Notably, Facebook did not switch on Safety Check for the Oxford Street panic. Despite the event being partly triggered by the activity of its users, the company says it won’t turn on Safety Check unless an incident is verified by “global crisis reporting agencies” NC4 and iJET. This suggests that some kind of intervention by a social network as popular as Facebook could be useful, at least in verifying the validity of disasters. Which in turn raises the question: isn’t that what news is for?
Administration of fear
The French theorist Paul Virilio named the state of being that tech-led eventualities such as Safety Check bring with them “the administration of fear”. In 2012, he wrote: “How can we not see that fear has been administered, in the strict meaning of the term, by instant interactivity, in particular in the functions that relate to real-time communications?”
Although Facebook says the goal of Safety Check is to “ensure people feel safe and connected during a crisis, not to cause panic or false alarm”, in pandering to our engagement at times of panic, it is quickly becoming fear’s administrator-in-chief.
“Facebook should be asking itself what it is out there to do,” says Balick. “Presumably it’s out there to be a social network. We now have situations in cities where [local authorities] can send out text messages to people’s mobile phones to let them know that there is a dangerous situation going on, which is a job for the civil engineers and authorities who understand that stuff and who can localise that stuff.”

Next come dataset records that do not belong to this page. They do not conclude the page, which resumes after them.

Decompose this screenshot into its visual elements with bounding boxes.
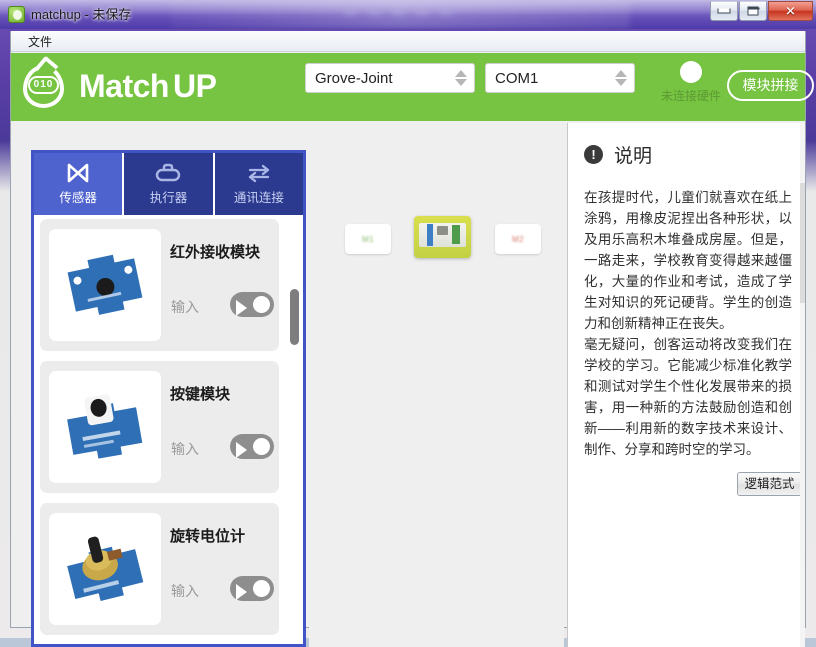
module-thumbnail [49, 513, 161, 625]
module-connector-icon[interactable] [230, 434, 274, 459]
board-green-component [452, 225, 460, 244]
module-io-label: 输入 [171, 297, 199, 317]
workspace-canvas[interactable]: M1 M2 [309, 123, 564, 647]
module-connector-icon[interactable] [230, 292, 274, 317]
tab-communication-label: 通讯连接 [234, 187, 284, 206]
client-area: 文件 010 MatchUP Grove-Joint [10, 31, 806, 628]
window-title: matchup - 未保存 [31, 5, 131, 24]
description-body: 在孩提时代，儿童们就喜欢在纸上涂鸦，用橡皮泥捏出各种形状，以及用乐高积木堆叠成房… [584, 187, 792, 460]
module-io-label: 输入 [171, 439, 199, 459]
logo-mark-icon: 010 [21, 63, 66, 110]
module-assemble-button[interactable]: 模块拼接 [727, 70, 814, 101]
module-thumbnail [49, 371, 161, 483]
title-bar: 一 一 一 一 一 matchup - 未保存 ✕ [0, 0, 816, 29]
module-title: 按键模块 [170, 383, 230, 404]
sensor-icon [66, 162, 90, 184]
port-select-spinner[interactable] [608, 70, 634, 86]
window-controls: ✕ [709, 1, 813, 21]
connection-status: 未连接硬件 [656, 61, 726, 104]
module-thumbnail [49, 229, 161, 341]
module-io-label: 输入 [171, 581, 199, 601]
status-label: 未连接硬件 [656, 87, 726, 104]
canvas-left-chip-label: M1 [362, 235, 374, 244]
menu-item-file[interactable]: 文件 [23, 33, 57, 51]
module-connector-icon[interactable] [230, 576, 274, 601]
module-title: 红外接收模块 [170, 241, 260, 262]
transfer-icon [246, 162, 272, 184]
close-icon: ✕ [785, 5, 796, 18]
category-tabs: 传感器 执行器 通讯连接 [34, 153, 303, 215]
tab-sensors[interactable]: 传感器 [34, 153, 122, 215]
tab-sensors-label: 传感器 [59, 187, 97, 206]
description-panel: ! 说明 在孩提时代，儿童们就喜欢在纸上涂鸦，用橡皮泥捏出各种形状，以及用乐高积… [567, 123, 805, 647]
board-chip-component [437, 226, 448, 235]
board-blue-component [427, 224, 433, 246]
canvas-right-chip-label: M2 [512, 235, 524, 244]
device-select-spinner[interactable] [448, 70, 474, 86]
window-frame: 一 一 一 一 一 matchup - 未保存 ✕ 文件 010 [0, 0, 816, 638]
minimize-icon [718, 9, 731, 14]
canvas-item-left-chip[interactable]: M1 [345, 224, 391, 254]
brand-logo: 010 MatchUP [21, 63, 216, 110]
minimize-button[interactable] [710, 1, 738, 21]
device-select-value: Grove-Joint [306, 70, 448, 87]
canvas-item-right-chip[interactable]: M2 [495, 224, 541, 254]
description-title: 说明 [614, 141, 652, 168]
port-select-value: COM1 [486, 70, 608, 87]
description-paragraph: 在孩提时代，儿童们就喜欢在纸上涂鸦，用橡皮泥捏出各种形状，以及用乐高积木堆叠成房… [584, 187, 792, 334]
maximize-button[interactable] [739, 1, 767, 21]
chevron-up-icon [455, 70, 467, 77]
port-select[interactable]: COM1 [485, 63, 635, 93]
logo-text-up: UP [173, 68, 216, 104]
description-scroll-thumb[interactable] [800, 183, 805, 303]
menu-bar: 文件 [11, 31, 805, 52]
chevron-down-icon [455, 79, 467, 86]
exclamation-icon: ! [584, 145, 603, 164]
module-list[interactable]: 红外接收模块 输入 [40, 219, 297, 641]
logo-text-match: Match [79, 68, 169, 104]
module-library-panel: 传感器 执行器 通讯连接 [31, 150, 306, 647]
logo-inner-text: 010 [28, 76, 59, 94]
device-select[interactable]: Grove-Joint [305, 63, 475, 93]
logo-wordmark: MatchUP [79, 68, 216, 105]
description-paragraph: 毫无疑问，创客运动将改变我们在学校的学习。它能减少标准化教学和测试对学生个性化发… [584, 334, 792, 460]
list-item[interactable]: 旋转电位计 输入 [40, 503, 279, 635]
app-icon [8, 6, 25, 23]
description-header: ! 说明 [584, 141, 652, 168]
actuator-icon [155, 162, 181, 184]
logic-paradigm-button[interactable]: 逻辑范式 [737, 472, 802, 496]
description-scrollbar[interactable] [800, 123, 805, 647]
maximize-icon [748, 7, 759, 16]
canvas-item-main-board[interactable] [414, 216, 471, 258]
list-item[interactable]: 红外接收模块 输入 [40, 219, 279, 351]
chevron-up-icon [615, 70, 627, 77]
chevron-down-icon [615, 79, 627, 86]
tab-communication[interactable]: 通讯连接 [215, 153, 303, 215]
tab-actuators-label: 执行器 [150, 187, 188, 206]
module-list-scrollbar[interactable] [292, 219, 301, 641]
tab-actuators[interactable]: 执行器 [124, 153, 212, 215]
module-title: 旋转电位计 [170, 525, 245, 546]
module-list-scroll-thumb[interactable] [290, 289, 299, 345]
list-item[interactable]: 按键模块 输入 [40, 361, 279, 493]
close-button[interactable]: ✕ [768, 1, 813, 21]
status-indicator-icon [680, 61, 702, 83]
app-header: 010 MatchUP Grove-Joint COM1 [11, 53, 805, 121]
application-window: 一 一 一 一 一 matchup - 未保存 ✕ 文件 010 [0, 0, 816, 638]
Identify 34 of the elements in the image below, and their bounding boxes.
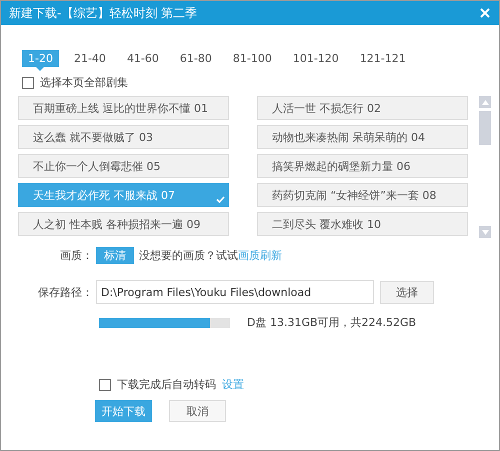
page-tab[interactable]: 61-80 xyxy=(174,50,218,67)
cancel-button[interactable]: 取消 xyxy=(169,400,226,422)
quality-label: 画质： xyxy=(59,248,94,263)
episode-item[interactable]: 这么蠢 就不要做贼了 03 xyxy=(18,125,229,149)
episode-item[interactable]: 人之初 性本贱 各种损招来一遍 09 xyxy=(18,212,229,236)
window-title: 新建下载-【综艺】轻松时刻 第二季 xyxy=(9,4,198,22)
down-triangle-icon xyxy=(482,230,488,234)
scroll-down-button[interactable] xyxy=(479,226,491,238)
choose-button[interactable]: 选择 xyxy=(380,280,434,304)
episode-item[interactable]: 搞笑界燃起的碉堡新力量 06 xyxy=(257,154,468,178)
quality-hint: 没想要的画质？试试 xyxy=(139,248,238,263)
checkbox[interactable] xyxy=(22,76,34,88)
page-tab[interactable]: 81-100 xyxy=(226,50,278,67)
episode-item[interactable]: 二到尽头 覆水难收 10 xyxy=(257,212,468,236)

Even if Facebook did want to put the genie back in the bottle, it might be too late. Many people simply expect to be able to mark themselves as safe in moments of crisis. And while the social network has attracted criticism for its blanket approach, the function has been received warmly by some in parts of the developing world: when Nigerians experienced Safety Check for the first time after a Boko Haram attack in 2015, many saw it as a “sign of respect”.
Perhaps Facebook’s best chance of becoming a trusted protector is to show greater prudence about switching on the function in the first place – and to figure out what might benefit society, instead of simply hankering after our every engagement.